Dans le langage administratif, il suffit de trois lettres pour les évoquer. Les "M.I.E", les mineurs isolés étrangers, sont près de 1.300 à vivre dans le camp de migrants de Calais, selon un recensement publié par France terre d’asile le 12 octobre.
C’est en priorité pour eux, que onze associations, dont Emmaüs, le Secours catholique et l’Auberge des migrants, avaient saisi, mercredi dernier, en référé-liberté, le tribunal administratif de Lille pour s’opposer au démantèlement programmé de la "jungle" de Calais. Une demande rejetée mardi par la justice et qui renforce l’inquiétude des bénévoles quant à l’avenir des mineurs du camp. Car si près de 7.000 places d'hébergement ont été trouvées pour les adultes, le sort des enfants reste incertain.
Les mineurs, pas éligibles au dispositif des CAO. Selon l’Office français de protection des réfugiés et apatrides (Ofpra), les mineurs "relèvent du droit à la protection à l’enfance" et ne sont pas éligibles au dispositif des centres d’accueil et d’orientation (CAO), disséminés aux quatre coins de France et qui n’hébergent que des adultes.
Alors que l'opération de démantèlement est prévue au 24 octobre prochain, le Conseil de l’Europe avait déjà pointé la précipitation du gouvernement et le manque de "plan précis" proposé par la France pour prendre en charge les migrants, notamment les enfants.
Une situation dont s’est aussi ému, mardi, le Défenseur des droits Jacques Toubon, au micro d’Europe 1, insistant sur la nécessité "humanitaire" du démantèlement mais insistant sur les dispositifs d’accompagnement, notamment pour "les enfants [qui] jouissent de droits particuliers".

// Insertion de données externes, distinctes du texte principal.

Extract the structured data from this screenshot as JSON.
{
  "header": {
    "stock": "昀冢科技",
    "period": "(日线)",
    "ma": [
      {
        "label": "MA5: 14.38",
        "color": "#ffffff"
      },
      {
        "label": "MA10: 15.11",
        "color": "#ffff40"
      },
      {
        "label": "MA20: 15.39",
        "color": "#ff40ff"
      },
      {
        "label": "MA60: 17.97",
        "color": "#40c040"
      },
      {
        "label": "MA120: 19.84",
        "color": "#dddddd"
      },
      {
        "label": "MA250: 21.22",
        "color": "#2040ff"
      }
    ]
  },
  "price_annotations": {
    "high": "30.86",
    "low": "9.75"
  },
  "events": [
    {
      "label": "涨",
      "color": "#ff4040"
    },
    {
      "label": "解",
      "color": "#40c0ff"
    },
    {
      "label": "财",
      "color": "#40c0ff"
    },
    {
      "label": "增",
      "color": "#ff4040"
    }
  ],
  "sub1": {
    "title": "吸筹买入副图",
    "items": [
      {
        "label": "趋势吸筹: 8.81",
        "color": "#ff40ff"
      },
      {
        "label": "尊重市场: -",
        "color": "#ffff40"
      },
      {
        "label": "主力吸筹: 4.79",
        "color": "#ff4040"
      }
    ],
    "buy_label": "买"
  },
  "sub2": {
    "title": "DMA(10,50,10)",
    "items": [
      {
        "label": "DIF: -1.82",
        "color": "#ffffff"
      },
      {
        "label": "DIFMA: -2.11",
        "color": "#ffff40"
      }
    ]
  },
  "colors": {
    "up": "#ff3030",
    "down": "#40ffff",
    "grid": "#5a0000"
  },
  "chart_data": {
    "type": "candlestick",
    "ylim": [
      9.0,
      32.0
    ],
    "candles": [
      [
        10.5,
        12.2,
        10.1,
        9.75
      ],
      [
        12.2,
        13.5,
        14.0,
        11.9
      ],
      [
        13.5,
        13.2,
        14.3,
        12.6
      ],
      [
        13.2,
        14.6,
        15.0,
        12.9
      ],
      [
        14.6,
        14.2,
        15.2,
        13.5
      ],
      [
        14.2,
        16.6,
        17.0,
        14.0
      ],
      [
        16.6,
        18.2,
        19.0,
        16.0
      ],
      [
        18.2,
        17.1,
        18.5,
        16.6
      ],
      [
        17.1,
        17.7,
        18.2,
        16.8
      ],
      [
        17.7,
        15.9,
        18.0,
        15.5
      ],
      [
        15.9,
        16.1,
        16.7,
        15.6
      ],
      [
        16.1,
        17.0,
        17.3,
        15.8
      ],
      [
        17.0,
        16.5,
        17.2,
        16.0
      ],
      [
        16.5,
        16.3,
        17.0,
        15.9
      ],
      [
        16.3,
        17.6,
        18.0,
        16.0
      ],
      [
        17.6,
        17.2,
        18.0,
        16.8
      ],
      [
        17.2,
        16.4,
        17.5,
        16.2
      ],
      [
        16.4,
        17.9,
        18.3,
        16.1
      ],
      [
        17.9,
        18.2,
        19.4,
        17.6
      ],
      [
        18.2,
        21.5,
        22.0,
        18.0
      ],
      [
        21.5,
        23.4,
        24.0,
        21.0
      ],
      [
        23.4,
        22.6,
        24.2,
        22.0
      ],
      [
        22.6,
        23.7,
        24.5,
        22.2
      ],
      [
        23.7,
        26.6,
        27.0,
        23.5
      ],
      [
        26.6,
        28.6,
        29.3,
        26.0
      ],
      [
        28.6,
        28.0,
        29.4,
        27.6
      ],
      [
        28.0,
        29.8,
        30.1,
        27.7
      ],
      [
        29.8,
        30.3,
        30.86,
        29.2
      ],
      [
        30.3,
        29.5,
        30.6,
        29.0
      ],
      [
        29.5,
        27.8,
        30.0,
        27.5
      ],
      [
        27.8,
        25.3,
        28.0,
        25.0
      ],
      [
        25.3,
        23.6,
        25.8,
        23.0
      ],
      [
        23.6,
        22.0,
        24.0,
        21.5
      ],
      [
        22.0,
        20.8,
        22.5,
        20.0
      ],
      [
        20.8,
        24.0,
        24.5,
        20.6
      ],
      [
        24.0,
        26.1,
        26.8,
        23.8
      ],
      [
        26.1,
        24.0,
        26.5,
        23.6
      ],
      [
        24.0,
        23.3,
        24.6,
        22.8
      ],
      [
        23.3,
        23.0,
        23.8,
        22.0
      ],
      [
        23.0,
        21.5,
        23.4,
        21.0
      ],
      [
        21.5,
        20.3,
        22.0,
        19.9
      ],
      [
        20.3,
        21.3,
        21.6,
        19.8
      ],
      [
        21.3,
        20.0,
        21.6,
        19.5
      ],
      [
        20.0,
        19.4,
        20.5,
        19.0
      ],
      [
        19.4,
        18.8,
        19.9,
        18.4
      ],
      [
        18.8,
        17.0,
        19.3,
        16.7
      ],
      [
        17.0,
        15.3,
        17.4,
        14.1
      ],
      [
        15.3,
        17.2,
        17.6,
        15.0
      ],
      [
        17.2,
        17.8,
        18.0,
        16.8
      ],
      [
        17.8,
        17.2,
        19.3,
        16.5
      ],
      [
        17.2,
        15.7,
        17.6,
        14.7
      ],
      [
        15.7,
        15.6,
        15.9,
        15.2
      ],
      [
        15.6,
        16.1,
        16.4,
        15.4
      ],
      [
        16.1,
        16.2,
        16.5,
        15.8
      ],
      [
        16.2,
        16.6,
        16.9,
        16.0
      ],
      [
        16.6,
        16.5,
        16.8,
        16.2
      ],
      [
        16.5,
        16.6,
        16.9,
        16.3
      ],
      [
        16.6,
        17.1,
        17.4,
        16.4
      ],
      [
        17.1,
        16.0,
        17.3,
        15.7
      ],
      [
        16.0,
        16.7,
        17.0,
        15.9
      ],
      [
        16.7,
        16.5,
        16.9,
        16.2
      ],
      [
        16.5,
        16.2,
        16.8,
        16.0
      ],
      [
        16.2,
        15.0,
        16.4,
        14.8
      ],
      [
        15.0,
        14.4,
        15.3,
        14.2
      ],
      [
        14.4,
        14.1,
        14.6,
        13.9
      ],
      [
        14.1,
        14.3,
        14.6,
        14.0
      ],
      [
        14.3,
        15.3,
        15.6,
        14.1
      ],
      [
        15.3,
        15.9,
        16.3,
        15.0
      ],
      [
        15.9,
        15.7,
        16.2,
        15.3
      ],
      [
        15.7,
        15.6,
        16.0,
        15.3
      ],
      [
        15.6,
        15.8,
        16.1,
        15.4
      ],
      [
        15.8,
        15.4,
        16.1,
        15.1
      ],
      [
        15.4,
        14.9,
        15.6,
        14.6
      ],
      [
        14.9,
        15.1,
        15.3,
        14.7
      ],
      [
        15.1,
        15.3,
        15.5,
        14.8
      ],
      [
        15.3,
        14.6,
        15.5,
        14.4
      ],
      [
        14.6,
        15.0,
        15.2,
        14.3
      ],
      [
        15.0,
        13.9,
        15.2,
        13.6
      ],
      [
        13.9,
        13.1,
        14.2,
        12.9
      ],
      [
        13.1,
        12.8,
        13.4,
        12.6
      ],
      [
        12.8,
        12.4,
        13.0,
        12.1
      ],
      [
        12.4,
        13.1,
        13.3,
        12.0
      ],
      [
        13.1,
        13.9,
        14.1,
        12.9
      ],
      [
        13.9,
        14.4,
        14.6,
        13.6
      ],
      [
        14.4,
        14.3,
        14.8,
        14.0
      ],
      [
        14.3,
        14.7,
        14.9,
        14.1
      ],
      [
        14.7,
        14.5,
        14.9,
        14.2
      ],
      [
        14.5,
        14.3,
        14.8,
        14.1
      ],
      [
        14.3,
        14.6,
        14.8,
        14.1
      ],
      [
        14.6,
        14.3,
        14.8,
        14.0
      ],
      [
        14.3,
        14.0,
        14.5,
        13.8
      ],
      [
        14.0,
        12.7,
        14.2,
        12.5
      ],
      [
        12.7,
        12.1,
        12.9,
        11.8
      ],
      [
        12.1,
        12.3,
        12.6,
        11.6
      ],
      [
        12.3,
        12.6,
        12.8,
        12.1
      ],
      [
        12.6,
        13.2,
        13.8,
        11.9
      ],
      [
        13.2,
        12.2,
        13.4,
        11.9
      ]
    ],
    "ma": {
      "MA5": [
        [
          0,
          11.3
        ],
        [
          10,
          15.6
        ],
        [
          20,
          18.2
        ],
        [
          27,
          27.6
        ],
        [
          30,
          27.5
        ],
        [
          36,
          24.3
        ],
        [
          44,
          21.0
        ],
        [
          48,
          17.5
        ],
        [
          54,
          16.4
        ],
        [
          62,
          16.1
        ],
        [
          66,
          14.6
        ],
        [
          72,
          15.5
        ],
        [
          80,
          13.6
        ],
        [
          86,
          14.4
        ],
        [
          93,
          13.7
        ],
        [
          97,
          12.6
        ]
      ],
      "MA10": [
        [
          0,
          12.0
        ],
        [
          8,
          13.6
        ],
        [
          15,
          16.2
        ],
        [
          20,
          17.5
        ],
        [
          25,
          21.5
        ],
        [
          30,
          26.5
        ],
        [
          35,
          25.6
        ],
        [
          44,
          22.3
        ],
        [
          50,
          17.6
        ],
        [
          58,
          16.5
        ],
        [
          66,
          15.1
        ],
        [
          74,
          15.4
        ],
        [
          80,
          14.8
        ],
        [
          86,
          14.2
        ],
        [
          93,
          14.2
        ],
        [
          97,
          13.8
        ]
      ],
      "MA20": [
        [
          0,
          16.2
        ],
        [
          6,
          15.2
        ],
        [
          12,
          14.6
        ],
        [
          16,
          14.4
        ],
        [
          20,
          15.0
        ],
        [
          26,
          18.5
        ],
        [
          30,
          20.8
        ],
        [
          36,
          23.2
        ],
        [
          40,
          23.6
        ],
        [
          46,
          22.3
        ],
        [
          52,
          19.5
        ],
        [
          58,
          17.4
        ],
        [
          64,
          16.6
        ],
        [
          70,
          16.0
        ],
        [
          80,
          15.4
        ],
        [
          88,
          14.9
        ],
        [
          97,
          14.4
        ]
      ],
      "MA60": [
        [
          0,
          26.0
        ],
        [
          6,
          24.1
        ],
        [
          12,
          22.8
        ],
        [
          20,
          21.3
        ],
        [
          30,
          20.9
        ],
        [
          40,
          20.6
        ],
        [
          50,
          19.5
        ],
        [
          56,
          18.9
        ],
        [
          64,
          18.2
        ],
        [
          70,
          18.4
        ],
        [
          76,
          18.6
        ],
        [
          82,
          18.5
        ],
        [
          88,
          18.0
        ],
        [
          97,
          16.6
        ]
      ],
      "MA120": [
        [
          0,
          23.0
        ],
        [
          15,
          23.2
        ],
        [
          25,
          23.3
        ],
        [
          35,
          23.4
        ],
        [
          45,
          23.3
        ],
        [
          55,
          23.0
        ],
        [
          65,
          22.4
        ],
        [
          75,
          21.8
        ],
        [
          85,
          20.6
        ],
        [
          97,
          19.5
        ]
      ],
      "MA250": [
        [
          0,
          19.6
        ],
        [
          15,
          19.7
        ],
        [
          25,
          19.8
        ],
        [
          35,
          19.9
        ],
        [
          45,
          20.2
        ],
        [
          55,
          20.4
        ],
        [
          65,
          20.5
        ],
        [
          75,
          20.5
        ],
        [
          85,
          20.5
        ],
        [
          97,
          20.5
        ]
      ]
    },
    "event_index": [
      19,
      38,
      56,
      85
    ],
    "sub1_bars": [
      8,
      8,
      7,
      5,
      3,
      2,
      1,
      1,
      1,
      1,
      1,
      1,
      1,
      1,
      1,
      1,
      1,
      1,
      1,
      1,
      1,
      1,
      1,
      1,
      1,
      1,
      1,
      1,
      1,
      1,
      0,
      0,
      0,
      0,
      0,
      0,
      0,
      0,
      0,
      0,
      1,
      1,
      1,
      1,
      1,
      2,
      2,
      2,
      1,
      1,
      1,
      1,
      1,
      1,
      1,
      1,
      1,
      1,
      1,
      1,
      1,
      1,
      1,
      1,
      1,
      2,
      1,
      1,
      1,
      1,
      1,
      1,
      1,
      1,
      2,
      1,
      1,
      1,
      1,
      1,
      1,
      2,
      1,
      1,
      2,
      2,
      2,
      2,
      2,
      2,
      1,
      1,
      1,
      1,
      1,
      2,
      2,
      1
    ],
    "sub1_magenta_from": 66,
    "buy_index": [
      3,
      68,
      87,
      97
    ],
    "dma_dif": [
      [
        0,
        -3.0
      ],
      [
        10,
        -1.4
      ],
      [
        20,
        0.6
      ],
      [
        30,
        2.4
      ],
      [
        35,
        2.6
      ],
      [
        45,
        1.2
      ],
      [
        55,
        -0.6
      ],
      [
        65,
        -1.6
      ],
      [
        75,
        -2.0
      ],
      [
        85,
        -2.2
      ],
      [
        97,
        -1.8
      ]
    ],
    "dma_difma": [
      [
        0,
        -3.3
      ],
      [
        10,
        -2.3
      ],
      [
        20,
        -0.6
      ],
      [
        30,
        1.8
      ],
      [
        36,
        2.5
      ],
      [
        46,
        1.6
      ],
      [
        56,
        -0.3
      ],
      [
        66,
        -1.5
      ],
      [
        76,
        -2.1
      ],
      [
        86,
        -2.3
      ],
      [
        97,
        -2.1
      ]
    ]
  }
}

Des mineurs isolés et vulnérables. Sur place, les associations regrettent qu’ "aucune solution crédible" ne leur ait été présentée. S’ils sont isolés, les mineurs, majoritairement âgés de 14 à 18 ans, sont aussi vulnérables et constituent des proies faciles.
Après le premier démantèlement, près de 100 enfants avaient ainsi été "perdus", raconte François Guennoc, l’un des responsables de l’Auberge des migrants. "Certains ont profité pour passer la Manche", ajoute t-il. Dans un rapport daté de juin 2016, l’Unicef fait aussi état de traite des enfants, de leur soumission aux passeurs, mais aussi de viols et de prostitution.
Le Royaume-Uni à la rescousse. L’Etat accélère la simplification des procédures de transfert des mineurs vers le Royaume-Uni et souhaite « amplifier » leurs départs dans les prochains jours. Dans une tribune publiée dans le quotidien britannique The Guardian, le ministre de l’Intérieur Bernard Cazeneuve a accentué la pression sur le Royaume-Uni, l’appelant à sa responsabilité morale dans l’accueil des mineurs isolés.
Car selon la Croix-Rouge, sur le millier de mineurs du camp, majoritairement d'origine afghane, érythréenne ou soudanaise, plus d’une centaine d’enfants a des liens familiaux au Royaume-Uni, où ces communautés sont déjà établies. La plupart d'entre eux parlant l'anglais plutôt que le français, a "forcément le regard tourné vers l'Angleterre", témoigne Jean-Claude Lenoir, président de l'association Salam. Lundi, quatorze d’entre eux ont ainsi bénéficié de l’accord franco-anglais sur le transfert de mineurs. Mardi, douze autres les ont suivis. Des procédures accélérées alors que la Croix-Rouge précisait qu’il fallait auparavant dix à onze mois pour faire venir un enfant au Royaume-Uni
"Leur avenir n’est pas à Calais". Le temps que la situation des mineurs soit examinée, la Défenseure des enfants Geneviève Avenard a demandé à ce que l’un des rares bâtiments en dur de la "jungle" soit préservé pour être réservé aux mineurs, le centre d’accueil provisoire (CAP).
"C’est un lieu provisoire le temps des démarches", précise Jean-Claude Lenoir. Lui qui officie depuis près de 20 ans dans le camp, affirme que "Ça serait une erreur de laisser les migrants, encore plus les mineurs, dans la région". Il estime qu'avec "20% de chômage dans la ville, l'avenir des migrants n’est pas à Calais".